Although hit hard by the recession, spending on digital media has now begun to rebound. The question is who benefits. We produce a lot of content, yet most of the devices it comes on are not made in the U.S.”

It’s hard to ignore Schroeder’s point, especially when she can point to the Roman Empire’s obsession with the circuses of gladiatorial contests, chariot races and public executions as providing a historical precedent. However I’d like to suggest that the message of “bread and circuses” doesn’t have to be about a cynical elite that wants to pull the wool over the eyes of the masses. Take the contrast between London up in flames last summer and London currently having a summer of love with the Olympics and Paralympics: one suggests a London of no hope, no future the other suggests a London of any thing is possible.
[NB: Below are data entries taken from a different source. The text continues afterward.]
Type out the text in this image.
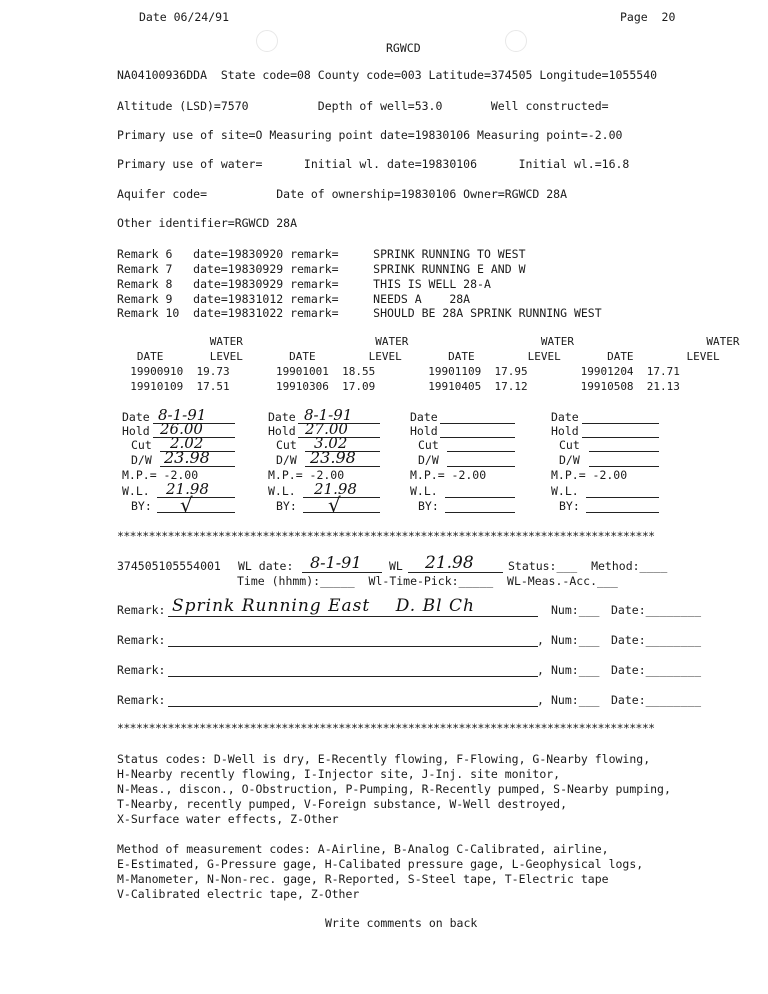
Date 06/24/91	Page  20
RGWCD
NA04100936DDA  State code=08 County code=003 Latitude=374505 Longitude=1055540
Altitude (LSD)=7570          Depth of well=53.0       Well constructed=
Primary use of site=O Measuring point date=19830106 Measuring point=-2.00
Primary use of water=      Initial wl. date=19830106      Initial wl.=16.8
Aquifer code=          Date of ownership=19830106 Owner=RGWCD 28A
Other identifier=RGWCD 28A
Remark 6   date=19830920 remark=     SPRINK RUNNING TO WEST
Remark 7   date=19830929 remark=     SPRINK RUNNING E AND W
Remark 8   date=19830929 remark=     THIS IS WELL 28-A
Remark 9   date=19831012 remark=     NEEDS A    28A
Remark 10  date=19831022 remark=     SHOULD BE 28A SPRINK RUNNING WEST
WATER                    WATER                    WATER                    WATER
DATE       LEVEL       DATE        LEVEL       DATE        LEVEL       DATE        LEVEL
19900910  19.73       19901001  18.55        19901109  17.95        19901204  17.71
19910109  17.51       19910306  17.09        19910405  17.12        19910508  21.13
Date 8-1-91
Hold 26.00
Cut 2.02
D/W 23.98
M.P.= -2.00
W.L. 21.98
BY: √
Date 8-1-91
Hold 27.00
Cut 3.02
D/W 23.98
M.P.= -2.00
W.L. 21.98
BY: √
Date
Hold
Cut
D/W
M.P.= -2.00
W.L.
BY:
Date
Hold
Cut
D/W
M.P.= -2.00
W.L.
BY:
*************************************************************************************
374505105554001 WL date: 8-1-91 WL 21.98	Status:___  Method:____
Time (hhmm):_____  Wl-Time-Pick:_____  WL-Meas.-Acc.___
Remark: Sprink Running East    D. Bl Ch	Num:___ Date:________
Remark:	, Num:___ Date:________
Remark:	, Num:___ Date:________
Remark:	, Num:___ Date:________
*************************************************************************************
Status codes: D-Well is dry, E-Recently flowing, F-Flowing, G-Nearby flowing,
H-Nearby recently flowing, I-Injector site, J-Inj. site monitor,
N-Meas., discon., O-Obstruction, P-Pumping, R-Recently pumped, S-Nearby pumping,
T-Nearby, recently pumped, V-Foreign substance, W-Well destroyed,
X-Surface water effects, Z-Other
Method of measurement codes: A-Airline, B-Analog C-Calibrated, airline,
E-Estimated, G-Pressure gage, H-Calibated pressure gage, L-Geophysical logs,
M-Manometer, N-Non-rec. gage, R-Reported, S-Steel tape, T-Electric tape
V-Calibrated electric tape, Z-Other
Write comments on back
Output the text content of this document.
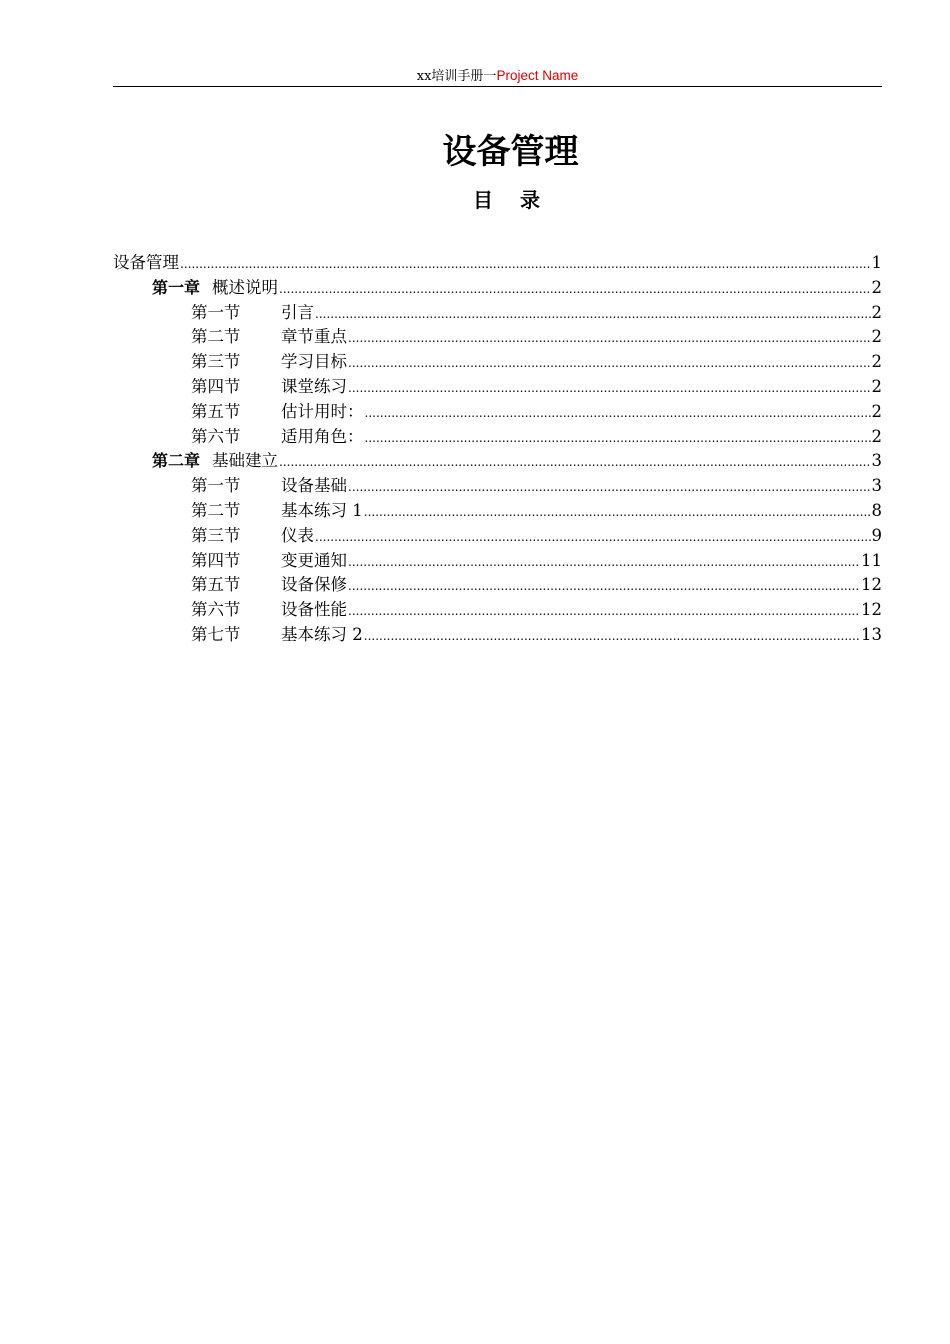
xx培训手册一Project Name
设备管理
目 录
设备管理 .....	1
第一章 概述说明 .....	2
第一节	引言 .....	2
第二节	章节重点 .....	2
第三节	学习目标 .....	2
第四节	课堂练习 .....	2
第五节	估计用时： .....	2
第六节	适用角色： .....	2
第二章 基础建立 .....	3
第一节	设备基础 .....	3
第二节	基本练习 1 .....	8
第三节	仪表 .....	9
第四节	变更通知 .....	11
第五节	设备保修 .....	12
第六节	设备性能 .....	12
第七节	基本练习 2 .....	13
Now I stand to be accused of swallowing the media’s view of the impact of the Queen’s Diamond Jubilee celebrations, the Olympic Games and

West Indies Cricket team. Photo courtesy dominica-weekly.com

the Paralympics but I see these events as positive and unifying. My view is based on the range of people seen demonstratively supporting team GB and flying the GB colours.

Twenty years ago the union jack all but disappeared from public view given that it was so heavily associated with a narrow conservative view of the world. Anyone attending the Olympic Games couldn’t help but notice that what it means to be British is being redefined with the range of people carrying the Union Jack. It is also striking that having the world on its doorstep has encouraged London residents to smile at one another and their visitors, if this is what “bread and circuses” can be used for then I’m all for it.

It is not just London that can be changed for the better through major public events: petty board level squabbles aside it is quite clear that West Indies test cricket is a unifying force for the Caribbean. It also helps to foster an alternative identity for those Diaspora children whose parents came from the Caribbean.